川島さんは民間企業勤務から教師に転身して10年目を迎える。これまで低学年から高学年まで幅広く担任し、時に若手教員と同じ学年を担当し、指導役も任されるなどしてきた。
だが、川島さんの立場は「臨時的任用教員」(常勤講師)と呼ばれるもの。民間企業でいうところの契約社員のようなものだ。川島さんはもう10年近く、この立場で雇われ続けている。
荒れたクラスを任される
「(正規職員と)同じ内容・責任を負わされるどころか、あえて難しいクラスを任されることもあります。『非正規だから潰れてもいい』と思われているんです」
川島さんは、非正規教員の境遇をそう嘆く。自身も過去に、任される学級がことごとく「荒れたクラス」だった時期もあるという。

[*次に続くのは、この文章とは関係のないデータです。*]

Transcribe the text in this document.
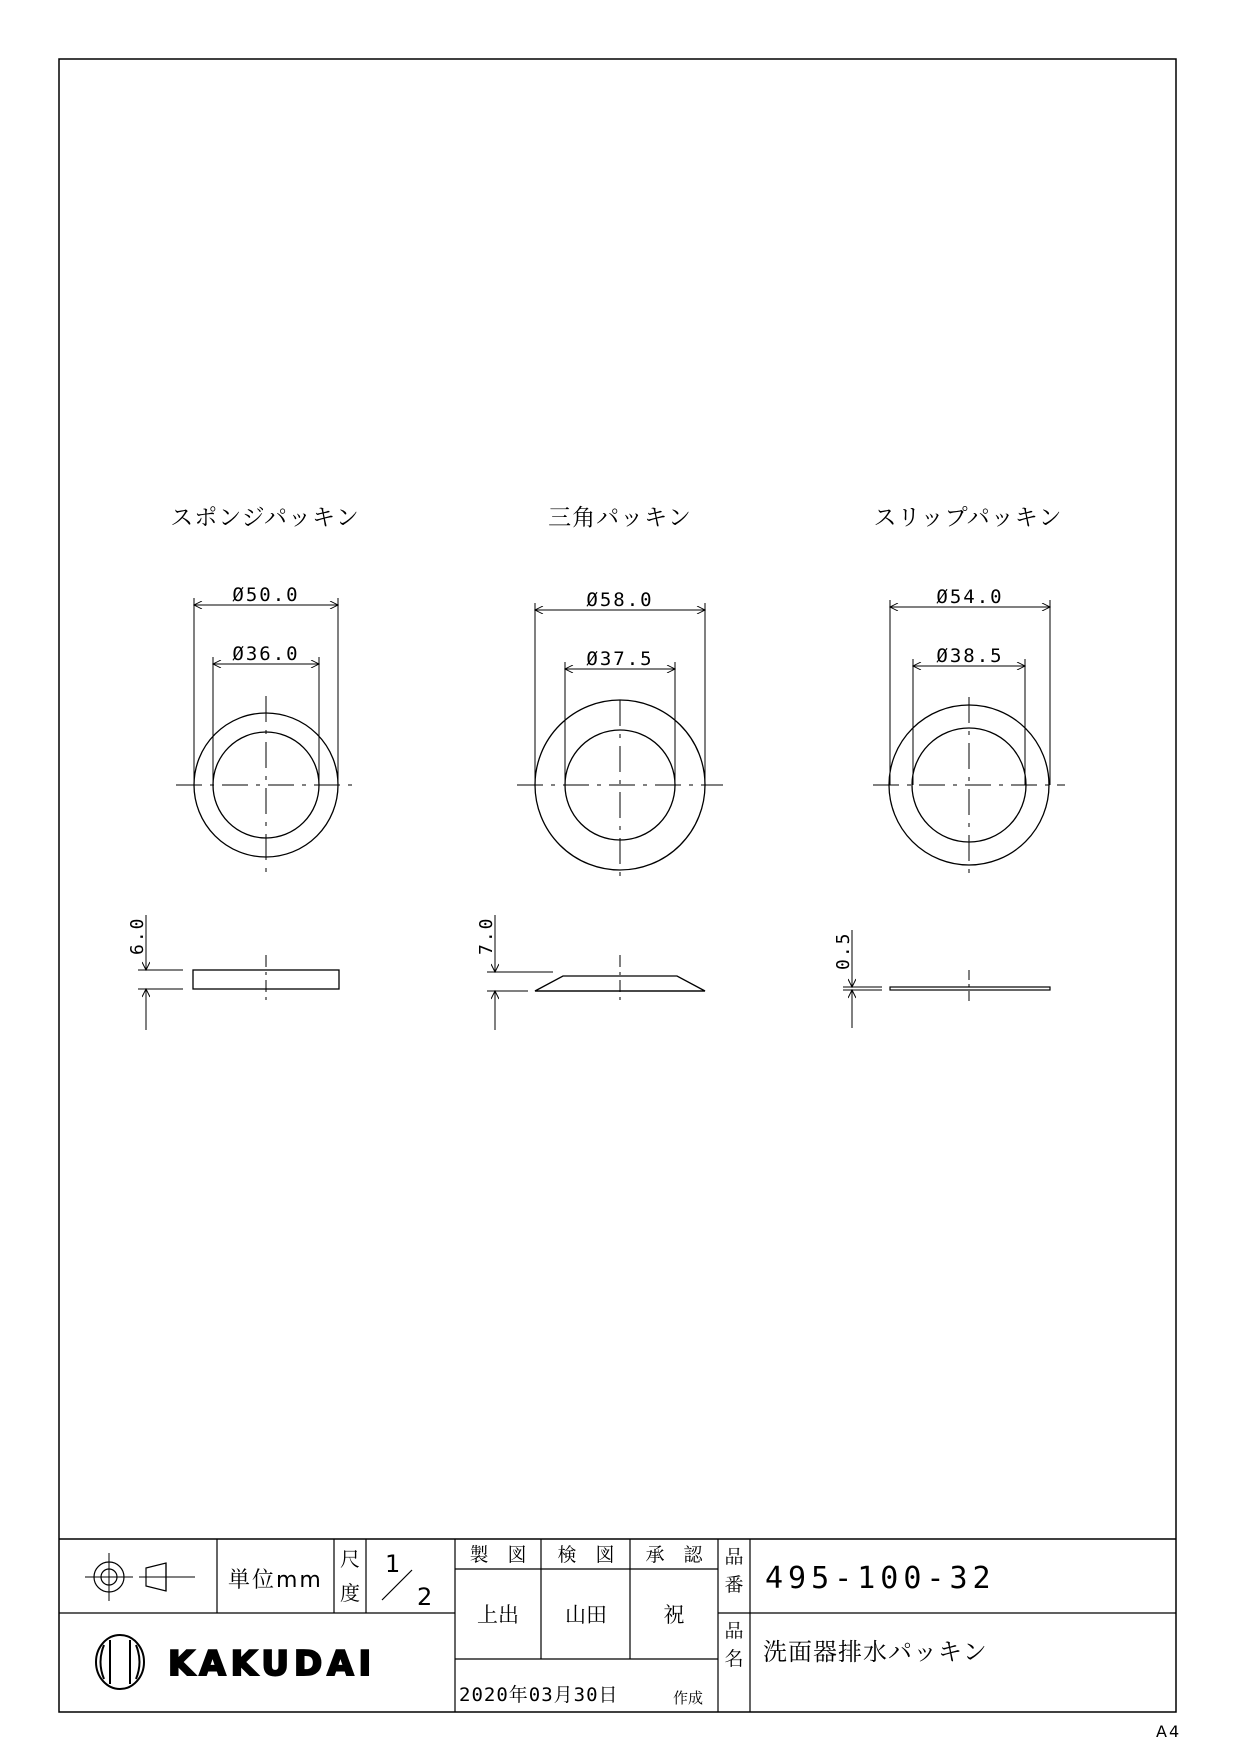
スポンジパッキン
Ø50.0
Ø36.0
6.0
三角パッキン
Ø58.0
Ø37.5
7.0
スリップパッキン
Ø54.0
Ø38.5
0.5
単位mm
尺
度
1
2
製　図 検　図 承　認
上出 山田	祝
2020年03月30日	作成
品
番 495-100-32
品
名 洗面器排水パッキン
KAKUDAI
A4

「非正規教員は皆、次の年に仕事にありつけるかどうか不安です。だから頼まれた仕事を断れません。悪い評判が立つと困りますからね。その結果、正規教員より多くの仕事を抱え込んでいる人もいます」
川島さんがそう語るように、非正規教員が誰も持ちたがらないクラスの担任を任されたり、面倒な校務を担わされたりするケースは珍しくない。昨今は精神疾患で病休に入る教員も多いが、そうした場合に代役を任されるのも、多くの場合が非正規教員だ。